Per quanto riguarda la liquidazione del danno biologico, il giudice ha ritenuto di quantificarla nella misura di 23 punti percentuali, in quanto la menomazione attuale del paziente è pari al 30% (corrispondente alla perdita di otto decimi di visus), mentre la menomazione che sarebbe comunque residuata al paziente anche in caso di esatto adempimento della prestazione sanitaria era pari al 7% (corrispondente alla perdita di due decimi di visus).
Il giudice ha invece escluso una sofferenza psichica del paziente, tale da poter essere risarcita come un danno autonomo ulteriore rispetto a quello biologico differenziale sopra, in quanto il dolore è stato localizzato soltanto alla zona dell’occhio, la sofferenza è stata qualificata come lieve ed infine l’interferenza con le attività della vita quotidiana di sarebbe comunque stata in considerazione del tipo di patologia sofferta dal paziente anche senza l’errore medico.
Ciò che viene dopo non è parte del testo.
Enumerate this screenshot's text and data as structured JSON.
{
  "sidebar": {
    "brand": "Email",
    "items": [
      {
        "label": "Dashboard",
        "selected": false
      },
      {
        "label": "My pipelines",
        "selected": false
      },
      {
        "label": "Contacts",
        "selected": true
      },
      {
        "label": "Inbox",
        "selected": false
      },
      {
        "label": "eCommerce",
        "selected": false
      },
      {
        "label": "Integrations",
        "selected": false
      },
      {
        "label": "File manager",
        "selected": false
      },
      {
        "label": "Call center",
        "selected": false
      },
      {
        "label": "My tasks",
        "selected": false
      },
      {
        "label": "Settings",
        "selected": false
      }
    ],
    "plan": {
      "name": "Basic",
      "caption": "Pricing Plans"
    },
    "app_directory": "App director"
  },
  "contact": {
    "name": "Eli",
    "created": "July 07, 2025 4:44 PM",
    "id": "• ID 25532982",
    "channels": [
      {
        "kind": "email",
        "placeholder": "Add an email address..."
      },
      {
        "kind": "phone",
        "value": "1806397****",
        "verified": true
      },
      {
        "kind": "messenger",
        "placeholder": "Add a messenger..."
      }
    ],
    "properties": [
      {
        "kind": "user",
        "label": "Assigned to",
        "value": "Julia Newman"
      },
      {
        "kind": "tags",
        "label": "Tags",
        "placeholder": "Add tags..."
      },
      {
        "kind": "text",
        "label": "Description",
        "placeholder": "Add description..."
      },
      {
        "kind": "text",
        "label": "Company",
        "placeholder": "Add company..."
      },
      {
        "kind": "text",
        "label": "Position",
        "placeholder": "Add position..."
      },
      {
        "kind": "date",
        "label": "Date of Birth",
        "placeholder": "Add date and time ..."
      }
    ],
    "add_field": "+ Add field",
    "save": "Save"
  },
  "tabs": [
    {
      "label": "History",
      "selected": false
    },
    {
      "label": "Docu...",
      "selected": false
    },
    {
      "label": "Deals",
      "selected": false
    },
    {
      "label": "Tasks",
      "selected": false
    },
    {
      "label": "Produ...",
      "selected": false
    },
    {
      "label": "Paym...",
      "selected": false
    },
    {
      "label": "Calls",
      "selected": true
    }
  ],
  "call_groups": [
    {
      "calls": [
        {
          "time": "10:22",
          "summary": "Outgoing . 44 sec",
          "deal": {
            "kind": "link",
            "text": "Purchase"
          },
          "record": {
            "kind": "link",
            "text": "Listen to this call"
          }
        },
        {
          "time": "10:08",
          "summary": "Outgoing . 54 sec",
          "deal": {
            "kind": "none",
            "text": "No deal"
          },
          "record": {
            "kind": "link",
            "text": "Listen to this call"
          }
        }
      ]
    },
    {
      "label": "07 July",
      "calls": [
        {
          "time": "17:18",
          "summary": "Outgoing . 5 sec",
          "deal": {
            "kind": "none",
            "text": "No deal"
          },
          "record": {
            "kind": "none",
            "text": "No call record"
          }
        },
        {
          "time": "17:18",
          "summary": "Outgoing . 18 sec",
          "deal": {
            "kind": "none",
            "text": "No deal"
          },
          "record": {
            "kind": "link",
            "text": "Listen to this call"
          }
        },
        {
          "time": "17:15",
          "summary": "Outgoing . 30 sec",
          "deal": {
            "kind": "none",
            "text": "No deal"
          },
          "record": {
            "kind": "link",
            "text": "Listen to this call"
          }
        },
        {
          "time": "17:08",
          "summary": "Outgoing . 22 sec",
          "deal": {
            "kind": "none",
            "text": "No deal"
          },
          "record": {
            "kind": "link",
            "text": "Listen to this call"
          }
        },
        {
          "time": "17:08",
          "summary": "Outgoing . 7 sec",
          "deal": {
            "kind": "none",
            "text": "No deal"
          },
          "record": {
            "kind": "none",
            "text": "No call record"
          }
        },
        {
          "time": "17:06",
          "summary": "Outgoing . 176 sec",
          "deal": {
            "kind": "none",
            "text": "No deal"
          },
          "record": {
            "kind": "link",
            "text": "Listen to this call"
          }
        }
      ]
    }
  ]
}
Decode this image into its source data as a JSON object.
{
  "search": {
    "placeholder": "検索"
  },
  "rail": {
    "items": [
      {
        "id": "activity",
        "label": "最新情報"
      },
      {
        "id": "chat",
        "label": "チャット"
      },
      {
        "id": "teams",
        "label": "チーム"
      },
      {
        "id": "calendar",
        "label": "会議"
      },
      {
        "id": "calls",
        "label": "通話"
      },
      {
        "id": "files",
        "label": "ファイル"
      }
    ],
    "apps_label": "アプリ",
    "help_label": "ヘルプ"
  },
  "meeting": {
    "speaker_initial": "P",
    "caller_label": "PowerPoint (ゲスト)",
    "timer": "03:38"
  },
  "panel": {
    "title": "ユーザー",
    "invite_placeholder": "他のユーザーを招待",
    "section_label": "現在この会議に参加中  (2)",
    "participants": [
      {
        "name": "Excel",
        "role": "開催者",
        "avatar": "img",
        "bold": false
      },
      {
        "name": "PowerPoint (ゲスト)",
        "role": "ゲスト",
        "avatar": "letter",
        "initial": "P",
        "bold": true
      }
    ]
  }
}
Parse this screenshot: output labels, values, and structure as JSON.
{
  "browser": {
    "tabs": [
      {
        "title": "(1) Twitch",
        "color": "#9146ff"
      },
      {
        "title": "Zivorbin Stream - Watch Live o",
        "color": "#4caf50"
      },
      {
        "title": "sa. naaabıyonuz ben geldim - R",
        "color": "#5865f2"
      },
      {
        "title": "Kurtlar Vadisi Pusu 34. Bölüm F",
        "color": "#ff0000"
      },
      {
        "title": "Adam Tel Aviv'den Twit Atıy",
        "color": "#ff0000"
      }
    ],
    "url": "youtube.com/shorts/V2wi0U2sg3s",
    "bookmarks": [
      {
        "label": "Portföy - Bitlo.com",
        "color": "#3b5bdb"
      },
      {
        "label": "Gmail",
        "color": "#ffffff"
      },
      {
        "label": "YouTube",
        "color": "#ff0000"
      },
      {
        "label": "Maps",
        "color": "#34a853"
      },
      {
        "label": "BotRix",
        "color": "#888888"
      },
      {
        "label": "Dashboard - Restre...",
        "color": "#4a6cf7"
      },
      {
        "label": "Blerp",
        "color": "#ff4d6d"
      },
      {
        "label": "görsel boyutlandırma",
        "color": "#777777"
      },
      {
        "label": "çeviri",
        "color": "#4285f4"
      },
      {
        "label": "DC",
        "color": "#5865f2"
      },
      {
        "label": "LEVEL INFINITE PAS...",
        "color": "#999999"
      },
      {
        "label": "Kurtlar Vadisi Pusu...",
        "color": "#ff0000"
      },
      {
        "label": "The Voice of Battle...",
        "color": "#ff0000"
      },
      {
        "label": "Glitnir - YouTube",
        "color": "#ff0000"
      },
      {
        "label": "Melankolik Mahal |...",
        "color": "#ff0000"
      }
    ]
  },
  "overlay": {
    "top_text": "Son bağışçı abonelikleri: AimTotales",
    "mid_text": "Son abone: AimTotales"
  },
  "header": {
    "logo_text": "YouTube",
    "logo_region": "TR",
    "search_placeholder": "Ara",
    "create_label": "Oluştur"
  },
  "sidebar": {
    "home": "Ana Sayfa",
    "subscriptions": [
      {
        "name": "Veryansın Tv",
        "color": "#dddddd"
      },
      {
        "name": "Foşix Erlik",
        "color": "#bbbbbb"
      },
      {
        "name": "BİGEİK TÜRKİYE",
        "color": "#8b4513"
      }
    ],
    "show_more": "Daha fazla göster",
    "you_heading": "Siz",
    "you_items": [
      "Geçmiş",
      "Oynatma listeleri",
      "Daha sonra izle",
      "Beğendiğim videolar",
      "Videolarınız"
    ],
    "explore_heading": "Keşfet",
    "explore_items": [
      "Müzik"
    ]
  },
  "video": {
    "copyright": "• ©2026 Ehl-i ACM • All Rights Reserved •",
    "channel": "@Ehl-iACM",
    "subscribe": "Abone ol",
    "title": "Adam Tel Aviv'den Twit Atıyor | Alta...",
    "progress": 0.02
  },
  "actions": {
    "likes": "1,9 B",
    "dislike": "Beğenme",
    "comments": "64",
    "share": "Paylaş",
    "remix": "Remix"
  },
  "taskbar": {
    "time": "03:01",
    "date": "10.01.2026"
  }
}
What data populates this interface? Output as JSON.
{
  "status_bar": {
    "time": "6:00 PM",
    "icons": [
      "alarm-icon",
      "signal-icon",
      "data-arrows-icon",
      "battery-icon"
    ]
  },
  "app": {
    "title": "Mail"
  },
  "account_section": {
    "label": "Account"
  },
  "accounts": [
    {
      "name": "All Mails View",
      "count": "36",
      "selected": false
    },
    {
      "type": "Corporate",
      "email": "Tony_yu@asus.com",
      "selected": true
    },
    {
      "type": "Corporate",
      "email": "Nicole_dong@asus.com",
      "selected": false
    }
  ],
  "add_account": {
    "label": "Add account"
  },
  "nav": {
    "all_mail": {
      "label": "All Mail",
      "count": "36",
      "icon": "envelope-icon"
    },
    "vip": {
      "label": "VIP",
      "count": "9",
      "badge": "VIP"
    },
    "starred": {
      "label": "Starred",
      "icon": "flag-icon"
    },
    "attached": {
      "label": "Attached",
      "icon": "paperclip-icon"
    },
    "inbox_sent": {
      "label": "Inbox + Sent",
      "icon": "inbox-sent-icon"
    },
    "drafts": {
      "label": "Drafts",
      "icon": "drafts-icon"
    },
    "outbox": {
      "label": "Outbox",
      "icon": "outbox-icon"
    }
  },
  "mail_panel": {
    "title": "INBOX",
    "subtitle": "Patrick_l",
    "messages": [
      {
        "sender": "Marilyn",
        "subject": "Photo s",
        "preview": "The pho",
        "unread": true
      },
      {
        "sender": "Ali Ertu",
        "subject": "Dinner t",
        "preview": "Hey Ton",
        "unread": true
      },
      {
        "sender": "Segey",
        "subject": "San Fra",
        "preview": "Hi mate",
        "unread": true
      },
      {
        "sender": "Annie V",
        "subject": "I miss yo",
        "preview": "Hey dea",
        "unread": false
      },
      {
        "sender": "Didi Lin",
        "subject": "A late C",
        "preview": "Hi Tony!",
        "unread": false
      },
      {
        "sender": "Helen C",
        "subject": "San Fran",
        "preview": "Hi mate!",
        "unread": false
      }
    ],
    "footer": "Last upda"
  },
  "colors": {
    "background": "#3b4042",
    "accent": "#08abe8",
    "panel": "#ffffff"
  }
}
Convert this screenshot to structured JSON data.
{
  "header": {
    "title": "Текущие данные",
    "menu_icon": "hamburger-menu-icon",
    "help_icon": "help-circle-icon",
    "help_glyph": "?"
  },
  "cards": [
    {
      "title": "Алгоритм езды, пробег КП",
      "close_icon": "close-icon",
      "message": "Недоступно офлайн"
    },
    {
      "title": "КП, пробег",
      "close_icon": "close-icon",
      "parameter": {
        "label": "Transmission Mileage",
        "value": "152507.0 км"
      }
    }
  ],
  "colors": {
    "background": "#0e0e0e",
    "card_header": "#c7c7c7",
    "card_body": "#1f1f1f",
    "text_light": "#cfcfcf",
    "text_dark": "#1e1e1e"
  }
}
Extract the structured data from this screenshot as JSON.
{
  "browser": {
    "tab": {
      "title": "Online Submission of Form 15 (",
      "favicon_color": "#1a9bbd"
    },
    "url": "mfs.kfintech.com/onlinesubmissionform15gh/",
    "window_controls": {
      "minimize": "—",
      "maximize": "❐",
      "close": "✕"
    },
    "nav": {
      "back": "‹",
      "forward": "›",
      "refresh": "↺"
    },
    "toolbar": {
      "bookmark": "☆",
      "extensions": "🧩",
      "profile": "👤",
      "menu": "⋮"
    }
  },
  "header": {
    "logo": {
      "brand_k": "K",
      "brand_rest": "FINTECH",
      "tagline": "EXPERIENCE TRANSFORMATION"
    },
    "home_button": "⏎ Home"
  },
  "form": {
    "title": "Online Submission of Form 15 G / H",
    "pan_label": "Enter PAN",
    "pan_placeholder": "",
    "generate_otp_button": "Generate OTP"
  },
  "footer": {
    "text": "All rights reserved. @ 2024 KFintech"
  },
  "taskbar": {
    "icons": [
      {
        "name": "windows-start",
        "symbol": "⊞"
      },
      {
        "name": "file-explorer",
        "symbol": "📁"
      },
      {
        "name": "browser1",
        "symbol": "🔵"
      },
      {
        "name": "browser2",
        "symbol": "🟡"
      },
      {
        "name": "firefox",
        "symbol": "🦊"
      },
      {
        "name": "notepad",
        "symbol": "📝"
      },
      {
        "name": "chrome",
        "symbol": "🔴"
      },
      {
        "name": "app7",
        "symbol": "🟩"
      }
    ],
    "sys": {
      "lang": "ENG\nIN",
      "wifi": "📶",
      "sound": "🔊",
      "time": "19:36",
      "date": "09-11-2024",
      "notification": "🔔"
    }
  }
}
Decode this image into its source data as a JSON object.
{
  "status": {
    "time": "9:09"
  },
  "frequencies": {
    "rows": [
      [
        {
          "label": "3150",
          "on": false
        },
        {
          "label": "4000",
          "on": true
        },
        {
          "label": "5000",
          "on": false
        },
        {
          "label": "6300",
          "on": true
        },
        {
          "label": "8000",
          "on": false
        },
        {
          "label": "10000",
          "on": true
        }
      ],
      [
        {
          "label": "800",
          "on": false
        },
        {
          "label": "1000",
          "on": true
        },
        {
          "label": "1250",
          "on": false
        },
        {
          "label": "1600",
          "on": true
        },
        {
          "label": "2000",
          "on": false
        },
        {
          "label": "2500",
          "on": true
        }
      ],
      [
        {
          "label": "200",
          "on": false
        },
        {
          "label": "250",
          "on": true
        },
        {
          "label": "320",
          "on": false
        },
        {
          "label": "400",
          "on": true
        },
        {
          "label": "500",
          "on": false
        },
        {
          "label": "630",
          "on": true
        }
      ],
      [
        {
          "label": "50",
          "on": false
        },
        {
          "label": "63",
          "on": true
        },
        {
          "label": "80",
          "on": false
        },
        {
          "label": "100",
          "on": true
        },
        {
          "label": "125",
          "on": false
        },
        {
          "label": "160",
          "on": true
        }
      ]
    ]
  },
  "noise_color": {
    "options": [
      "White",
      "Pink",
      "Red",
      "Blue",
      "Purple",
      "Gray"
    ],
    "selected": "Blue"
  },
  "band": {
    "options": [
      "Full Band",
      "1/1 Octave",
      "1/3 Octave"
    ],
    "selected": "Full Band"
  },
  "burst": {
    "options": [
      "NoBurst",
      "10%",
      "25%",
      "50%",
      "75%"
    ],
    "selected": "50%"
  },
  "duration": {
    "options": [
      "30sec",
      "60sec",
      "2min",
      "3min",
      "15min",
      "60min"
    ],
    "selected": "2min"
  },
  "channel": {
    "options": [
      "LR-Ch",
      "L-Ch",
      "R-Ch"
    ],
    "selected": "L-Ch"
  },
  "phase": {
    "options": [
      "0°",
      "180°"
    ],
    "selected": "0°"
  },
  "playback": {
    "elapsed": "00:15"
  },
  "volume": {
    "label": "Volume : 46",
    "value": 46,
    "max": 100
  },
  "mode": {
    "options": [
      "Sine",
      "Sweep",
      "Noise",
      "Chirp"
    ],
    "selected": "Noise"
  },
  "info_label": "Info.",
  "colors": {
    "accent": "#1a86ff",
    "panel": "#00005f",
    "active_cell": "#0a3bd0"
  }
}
Infine, il giudice ha altresì escluso il risarcimento del danno da lesione del rapporto parentale avanzato dalla moglie e dalla figlia del paziente, in quanto queste ultime non hanno provato di aver subito lesioni a causa della condizione in cui gravava il proprio congiunto.
Infatti, tenendo conto della patologia subito dal paziente e quindi del tipo di invalidità da questi subita, il giudice ha escluso la necessità di assistenza continuativa e dell’ausilio di terzi, ma soprattutto ha ritenuto che la sofferenza patita dal paziente congiunto è stata lieve. Pertanto, anche se detto paziente congiunto ha subito delle ripercussioni sulle sue attività quotidiane, lo stesso non può dirsi per la moglie e per la figlia, considerato che non hanno dovuto fornire alcun tipo di assistenza al congiunto.